If both nodes are running protocol version 2 then no translation is required and transaction kernels can be serialized using protocol version 2.
If both nodes are running protocol version 1 then again no translation is required.
The complexity arises when one node is running protocol version 2 and the other node is running protocol version 1.
- Node A: protocol version 2
- Node B: protocol version 1
If node A and node B are communicating they must both send and receive using a protocol version compatible with both nodes. In this case protocol version 1.
Receiving messages using previous protocol version
Node B will broadcast transactions and blocks using protocol version 1. Node A will need to use the previous protocol version and not the local version when deserializing these messages.

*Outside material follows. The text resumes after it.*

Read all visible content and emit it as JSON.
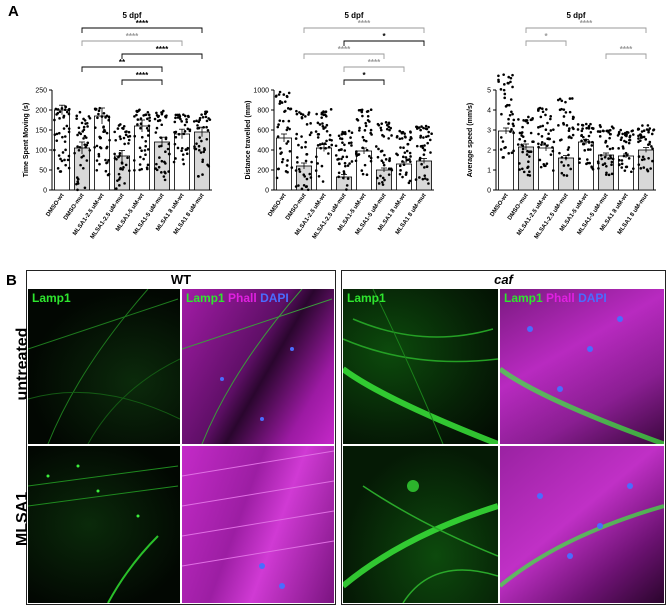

Sending messages using previous protocol version
Node A will need to ensure anything broadcast to Node B is compatible with protocol version 1. In both cases node A is responsible for translating to and from the previous protocol version.
Local db storage
Each node has a "db" protocol version. All entries in the db serialize/deserialize using that protocol version. Nodes support a process for local migration of data. On startup, the db is inspected and if necessary a migration is performed upgrading all entries in the db to the latest protocol version. This process can be disabled locally to allow nodes to run against old databases without upgrading the protocol version. This is useful in cases where nodes do not wish to immediately upgrade the db, allowing for previous versions of code to run without problems.
Kernel MMR storage
Each node maintains a kernel MMR as part of the txhashset data structure. Each node has an MMR protocol version. The node will serialize/deserialize kernel entries in the kernel MMR data file according to the MMR protocol version.

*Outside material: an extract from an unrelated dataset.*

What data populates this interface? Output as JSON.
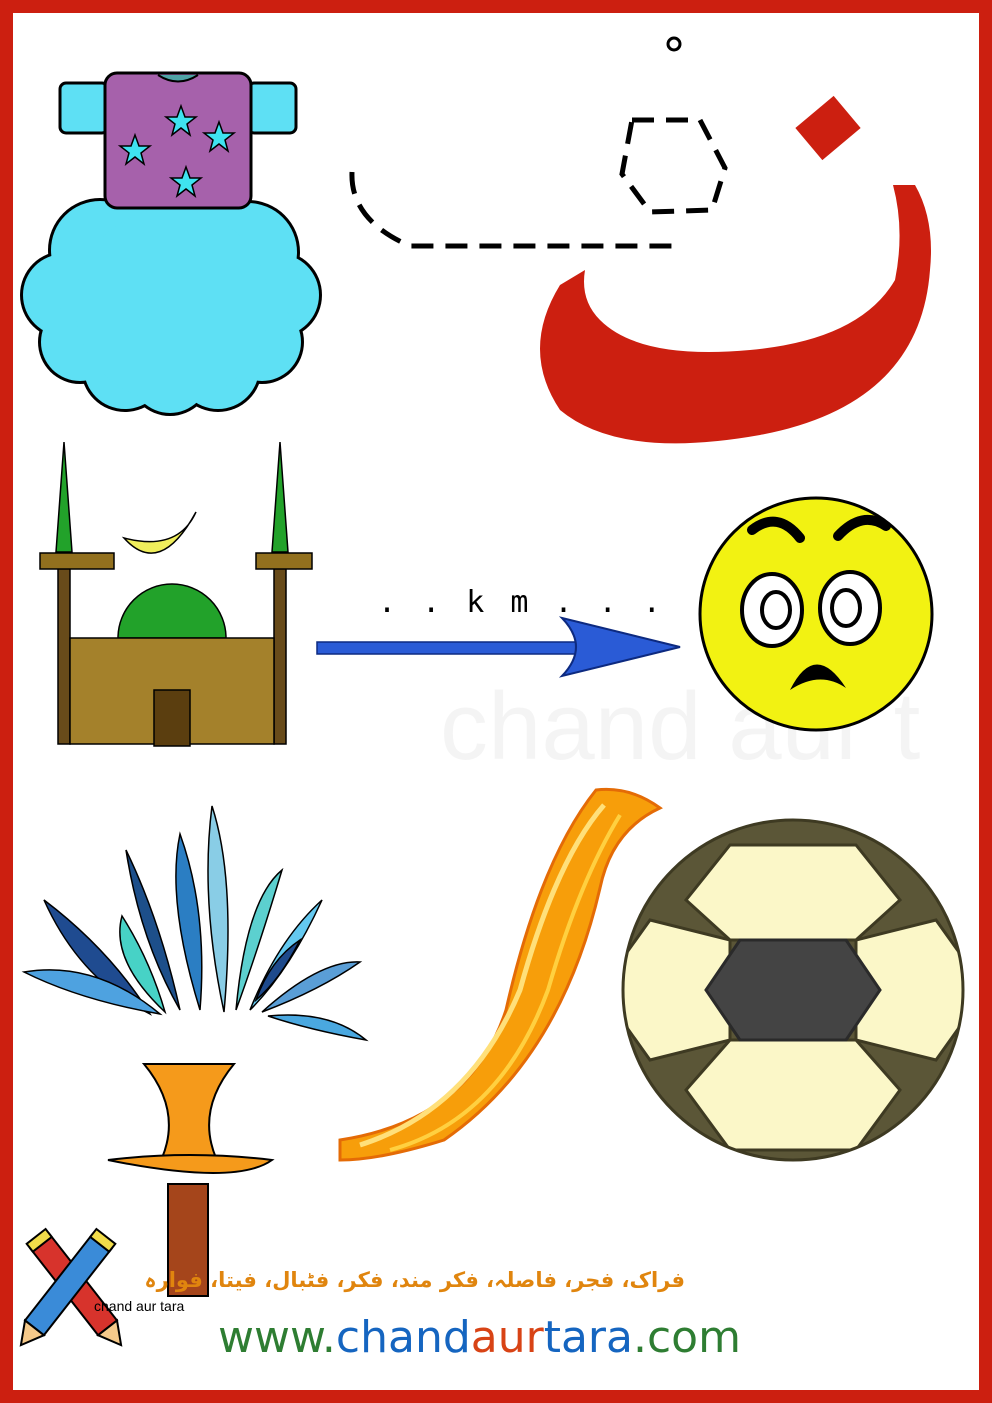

Fast sync (txhashset.zip state file)
Internally nodes are free to use any protocol version but the kernel MMR is also provided to other nodes during initial fast sync. A node joining the network requests a txhashset state file and this includes the kernel MMR. It is important that nodes send and receive the txhashset file using a compatible protocol version. This is a special case of "p2p messages" above with the txhashset state file provided as an attachment to the txhashset message.
If node A (protocol version 2) requests a txhashset from node B (protocol version 1) then it must read the file using protocol version 1. Similarly, if node B requests txhashset from node A then node A must provide the file such that it is compatible with protocol version 1.
The simplest way to achieve this is for all nodes to continue to use protocol version 1 internally for MMR storage, even if they use protocol version 2 externally for p2p messages. A transition period will be in place until a majority of nodes support protocol version 2 at which time nodes can migrate their MMR storage to protocol version 2.
Wallet Compatibility
Interactive transaction building involves a transaction "slate" passed between parties. This includes a json serialized representation of the transaction.
To minimize compatibility issues between wallets we have maintained this existing json format. Transaction kernels are represented in a single consistent json format, with fee and lock_height both included, regardless of kernel variant. Plain kernels have an associated lock_height of 0 and coinbase kernels include a 0 fee. This is consistent with the current "v2" slate.
"kernels": [
{
"features": "Plain",
"fee": "7000000",
"lock_height": "0",
"excess": "08b1...22d8",
"excess_sig": "3311...b969"
},
...
]
Future possibilities
Support for variable size kernels allows new kernel variants to be introduced in the future. One proposed kernel variant is No Recent Duplicate (NRD) kernels. Kernels with relative lock heights will have an associated reference to a prior kernel in addition to a lock height based on that prior kernel.